Abdominal Scar: A 50-year-old female complained of constant aching daily pain in her shin of five-years duration ranging in pain intensity from 3 to 7 on a scale of 10. Past medical history was notable for bowel resection 11 years prior to the office visit. Within minutes of injecting the abdominal scar with 0.5% procaine, the patient noticed marked relief of her shin splint pain. At follow-up two weeks later, the patient reported moderate to marked relief of her shin paint. The patient's abdominal scar was injected again. She again noted immediate complete relief of her shin pain. She remained pain free for over two and a half years.

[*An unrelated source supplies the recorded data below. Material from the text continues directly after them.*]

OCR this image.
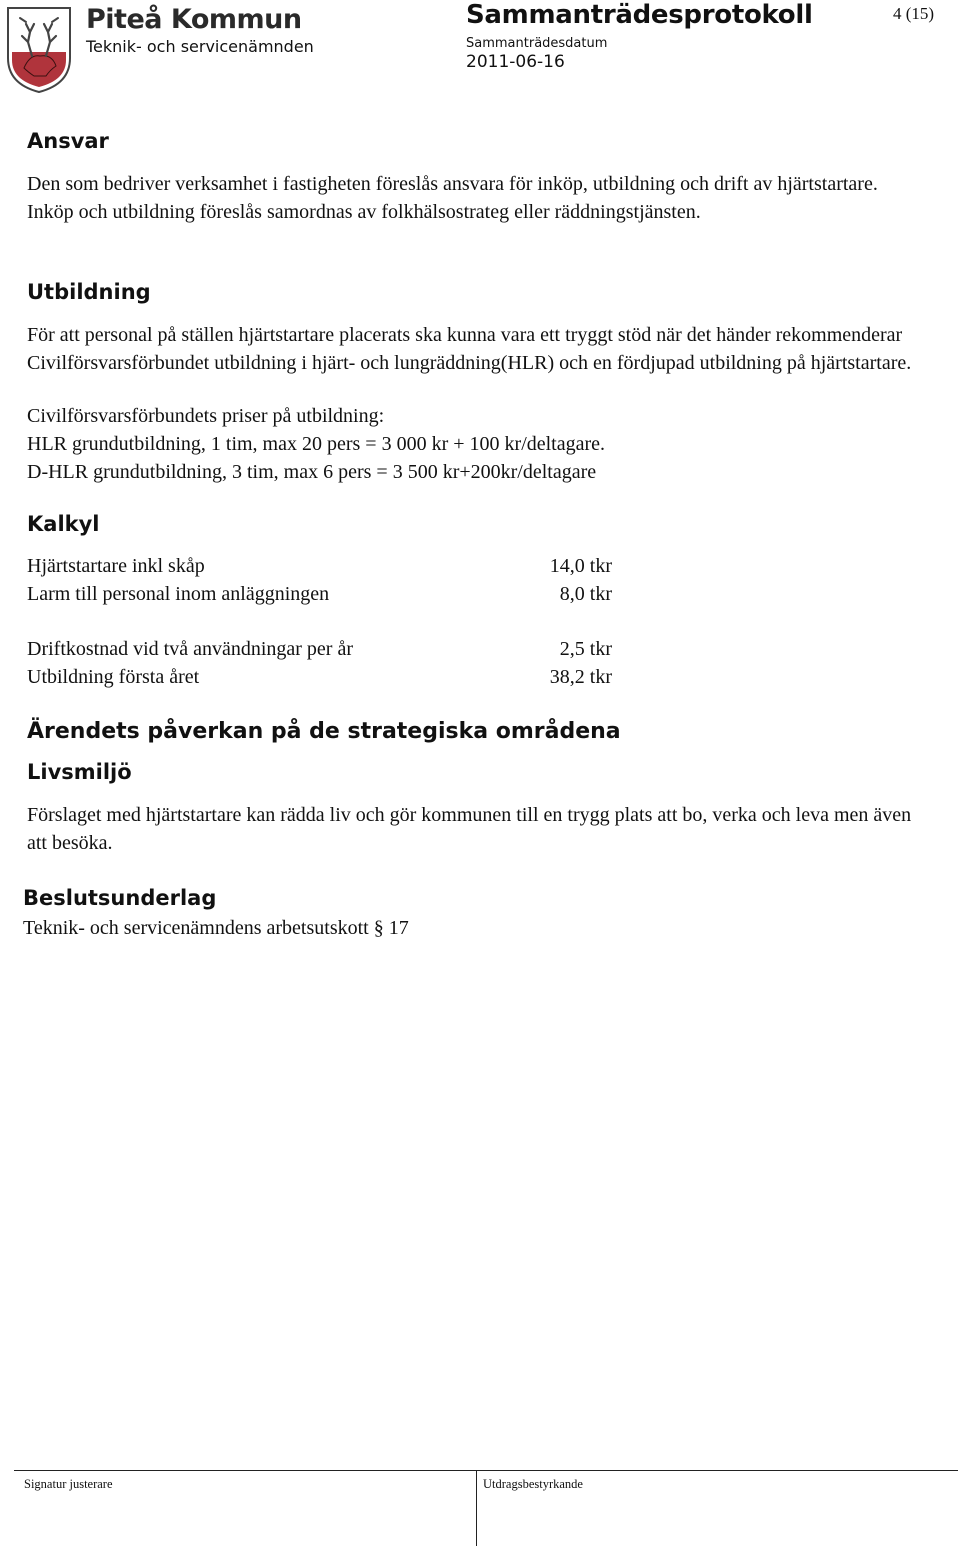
Piteå Kommun
Teknik- och servicenämnden
Sammanträdesprotokoll
Sammanträdesdatum
2011-06-16
4 (15)
Ansvar
Den som bedriver verksamhet i fastigheten föreslås ansvara för inköp, utbildning och drift av hjärtstartare. Inköp och utbildning föreslås samordnas av folkhälsostrateg eller räddningstjänsten.
Utbildning
För att personal på ställen hjärtstartare placerats ska kunna vara ett tryggt stöd när det händer rekommenderar Civilförsvarsförbundet utbildning i hjärt- och lungräddning(HLR) och en fördjupad utbildning på hjärtstartare.
Civilförsvarsförbundets priser på utbildning:
HLR grundutbildning, 1 tim, max 20 pers = 3 000 kr + 100 kr/deltagare.
D-HLR grundutbildning, 3 tim, max 6 pers = 3 500 kr+200kr/deltagare
Kalkyl
Hjärtstartare inkl skåp	14,0 tkr
Larm till personal inom anläggningen	8,0 tkr
Driftkostnad vid två användningar per år	2,5 tkr
Utbildning första året	38,2 tkr
Ärendets påverkan på de strategiska områdena
Livsmiljö
Förslaget med hjärtstartare kan rädda liv och gör kommunen till en trygg plats att bo, verka och leva men även att besöka.
Beslutsunderlag
Teknik- och servicenämndens arbetsutskott § 17
Signatur justerare	Utdragsbestyrkande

Pilonidal cyst and gallbladder scars: A 54-year-old female presented with an approximately 17-year history of bilateral foot pain diagnosed as plantar fasciitis. Her symptoms reached an excruciating level by end of the day (10/10). Her third and fourth toes of both feet would go numb. She also complained of chronic bilateral hip pain of over 10 years duration that reached a level of 9/10 severity by evening. Her past medical history was notable for a cholecystectomy 33 years prior and pilonidal cyst surgery 34 years prior. ART revealed that her pilonidal cyst was likely affecting her feet and the gallbladder scar was affecting her hips. Both scars were injected with 0.5% procaine. She noticed immediate reduction of pain in her feet after injection of her pilonidal cyst scar and immediate reduction of her bilateral hip pain following injection of her cholecystectomy scar. Simple trigger point injections were administered into her hip girdle muscles, but none to her feet. At the two-week follow-up, she reported 80% improvement of her feet and 90% improvement of her hip pains. The same scars were treated. One-month follow-up revealed 100% improvement. She has remained pain- and symptom-free for five years with no further treatment.
The above vignettes are some of the more astonishing cases that we have seen. They demonstrate the "lightening reaction" (dramatic improvement within minutes of the treatment) described by Dr. Huneke.